Von den Arbeitsbedingungen an der Hagener Universität ist sie begeistert. Neben der Zeitautonomie reizt sie die Herausforderung, den Aufbau neuer Module mitzugestalten, etwa die Einführung in die Wirtschaftsinformatik. „Außerdem entdecken immer mehr Universitäten virtuelles Lernen und das Fernstudium für sich“, ist sie froh, in diesem Feld Erfahrungen sammeln zu können.

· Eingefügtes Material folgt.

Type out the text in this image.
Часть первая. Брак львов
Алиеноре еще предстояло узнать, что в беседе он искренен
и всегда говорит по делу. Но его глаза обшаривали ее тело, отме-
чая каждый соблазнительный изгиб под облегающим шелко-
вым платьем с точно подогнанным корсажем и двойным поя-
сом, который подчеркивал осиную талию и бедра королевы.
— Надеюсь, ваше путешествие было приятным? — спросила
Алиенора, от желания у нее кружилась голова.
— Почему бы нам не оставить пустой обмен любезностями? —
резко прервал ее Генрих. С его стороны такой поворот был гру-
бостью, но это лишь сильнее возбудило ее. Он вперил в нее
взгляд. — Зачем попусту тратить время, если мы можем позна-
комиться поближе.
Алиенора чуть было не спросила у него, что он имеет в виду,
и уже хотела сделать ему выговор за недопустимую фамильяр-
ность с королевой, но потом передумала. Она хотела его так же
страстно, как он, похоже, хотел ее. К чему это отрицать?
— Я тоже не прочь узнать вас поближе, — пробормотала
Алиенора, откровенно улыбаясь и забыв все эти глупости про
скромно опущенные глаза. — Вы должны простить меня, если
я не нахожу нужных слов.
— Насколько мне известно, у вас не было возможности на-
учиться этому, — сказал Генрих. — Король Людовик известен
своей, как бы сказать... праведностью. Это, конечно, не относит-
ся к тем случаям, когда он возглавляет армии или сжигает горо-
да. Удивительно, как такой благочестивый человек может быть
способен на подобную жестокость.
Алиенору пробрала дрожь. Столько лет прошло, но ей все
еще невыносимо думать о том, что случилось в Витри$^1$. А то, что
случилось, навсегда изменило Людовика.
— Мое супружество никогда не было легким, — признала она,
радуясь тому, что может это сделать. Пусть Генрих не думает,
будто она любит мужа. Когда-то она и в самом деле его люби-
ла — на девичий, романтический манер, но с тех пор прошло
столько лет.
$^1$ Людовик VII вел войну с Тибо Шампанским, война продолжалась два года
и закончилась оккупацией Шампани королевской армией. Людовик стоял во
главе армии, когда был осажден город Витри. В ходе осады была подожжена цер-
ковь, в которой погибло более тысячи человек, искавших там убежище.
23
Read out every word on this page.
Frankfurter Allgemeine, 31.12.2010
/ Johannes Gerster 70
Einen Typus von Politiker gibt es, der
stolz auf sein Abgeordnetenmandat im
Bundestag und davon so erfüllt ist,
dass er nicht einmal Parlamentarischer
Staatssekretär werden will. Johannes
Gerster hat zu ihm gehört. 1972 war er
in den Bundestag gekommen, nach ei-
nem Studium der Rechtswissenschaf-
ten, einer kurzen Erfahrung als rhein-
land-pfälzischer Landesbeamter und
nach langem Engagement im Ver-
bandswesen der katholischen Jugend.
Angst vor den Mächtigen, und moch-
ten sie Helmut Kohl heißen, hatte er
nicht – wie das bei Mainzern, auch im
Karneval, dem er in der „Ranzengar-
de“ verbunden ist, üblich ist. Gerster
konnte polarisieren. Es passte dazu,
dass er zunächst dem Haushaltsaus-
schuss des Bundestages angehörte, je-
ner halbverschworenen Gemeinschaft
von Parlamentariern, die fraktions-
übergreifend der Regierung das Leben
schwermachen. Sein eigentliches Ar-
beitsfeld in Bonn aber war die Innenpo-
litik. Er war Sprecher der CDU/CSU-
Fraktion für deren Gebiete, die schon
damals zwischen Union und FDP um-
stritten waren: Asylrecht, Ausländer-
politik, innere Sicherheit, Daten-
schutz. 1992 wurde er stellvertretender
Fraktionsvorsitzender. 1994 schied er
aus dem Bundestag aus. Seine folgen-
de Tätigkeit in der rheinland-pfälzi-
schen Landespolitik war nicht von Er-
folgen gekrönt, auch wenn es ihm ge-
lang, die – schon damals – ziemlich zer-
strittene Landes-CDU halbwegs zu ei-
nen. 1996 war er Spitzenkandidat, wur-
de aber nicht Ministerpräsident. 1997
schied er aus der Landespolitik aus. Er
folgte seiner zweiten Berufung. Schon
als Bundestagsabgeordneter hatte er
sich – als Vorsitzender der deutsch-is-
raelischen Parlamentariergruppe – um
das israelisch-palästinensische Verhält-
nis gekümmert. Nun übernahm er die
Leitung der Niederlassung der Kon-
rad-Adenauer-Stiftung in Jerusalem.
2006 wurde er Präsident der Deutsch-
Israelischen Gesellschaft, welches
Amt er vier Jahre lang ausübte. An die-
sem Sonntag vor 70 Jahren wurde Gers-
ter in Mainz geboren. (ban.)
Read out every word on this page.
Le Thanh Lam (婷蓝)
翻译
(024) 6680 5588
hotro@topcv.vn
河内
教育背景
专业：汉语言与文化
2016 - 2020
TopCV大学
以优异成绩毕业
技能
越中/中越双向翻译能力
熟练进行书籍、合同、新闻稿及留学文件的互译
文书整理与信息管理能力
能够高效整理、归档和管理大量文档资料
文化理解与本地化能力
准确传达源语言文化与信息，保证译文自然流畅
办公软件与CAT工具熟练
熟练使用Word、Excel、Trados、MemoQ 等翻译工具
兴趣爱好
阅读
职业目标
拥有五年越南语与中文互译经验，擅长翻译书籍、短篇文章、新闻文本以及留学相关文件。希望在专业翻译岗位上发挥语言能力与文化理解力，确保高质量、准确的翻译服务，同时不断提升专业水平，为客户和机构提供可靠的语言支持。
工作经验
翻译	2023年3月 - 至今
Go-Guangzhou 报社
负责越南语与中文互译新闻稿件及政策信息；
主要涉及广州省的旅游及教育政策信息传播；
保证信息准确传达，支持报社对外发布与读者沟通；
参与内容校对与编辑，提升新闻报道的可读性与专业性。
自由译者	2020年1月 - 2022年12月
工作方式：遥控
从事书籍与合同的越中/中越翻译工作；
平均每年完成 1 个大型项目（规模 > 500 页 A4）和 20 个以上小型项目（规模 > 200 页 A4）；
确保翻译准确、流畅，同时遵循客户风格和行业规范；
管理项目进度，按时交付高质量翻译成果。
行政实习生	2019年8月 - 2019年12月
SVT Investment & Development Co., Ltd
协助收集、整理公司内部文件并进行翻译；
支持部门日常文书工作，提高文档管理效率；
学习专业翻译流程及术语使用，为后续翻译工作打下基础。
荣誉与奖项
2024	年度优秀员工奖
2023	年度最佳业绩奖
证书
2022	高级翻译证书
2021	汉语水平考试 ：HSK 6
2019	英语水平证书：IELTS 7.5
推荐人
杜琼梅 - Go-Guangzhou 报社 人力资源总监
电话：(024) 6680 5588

Begeistert von berufstätigen Studierenden

Besonders schätzt sie an der FernUniversität die Zusammenarbeit mit den berufstätigen Studierenden. „Das ist in der Wirtschaftsinformatik ideal“, findet sie. „Ich muss dann nicht erklären, warum SAP und virtuelles Lernen wichtig sind.“ Über den Einsatz verschiedener Werkzeuge in der Lehre tauscht sie sich intensiv mit ihren Studierenden aus. „Oft sind wir mehrere hundert Kilometer voneinander entfernt und uns doch ganz nah. Es ist toll, wenn die Lernumgebung so offen und frei ist und das für die Studierenden normal ist.“

Davon profitieren wird Katharina Ebner in Zukunft noch intensiver in ihrem Homeoffice in Frankfurt. Denn schon bald muss sie Forschung, Lehre und Baby unter einen Hut bekommen. Im Herbst erwartet sie ihr erstes Kind. Ein halbes Jahr will sie pausieren. Dann will sie schnell wieder in die Wissenschaft einsteigen. Die Vernetzung am Lehrstuhl und mit ihren Studierenden kommt ihr dabei zugute.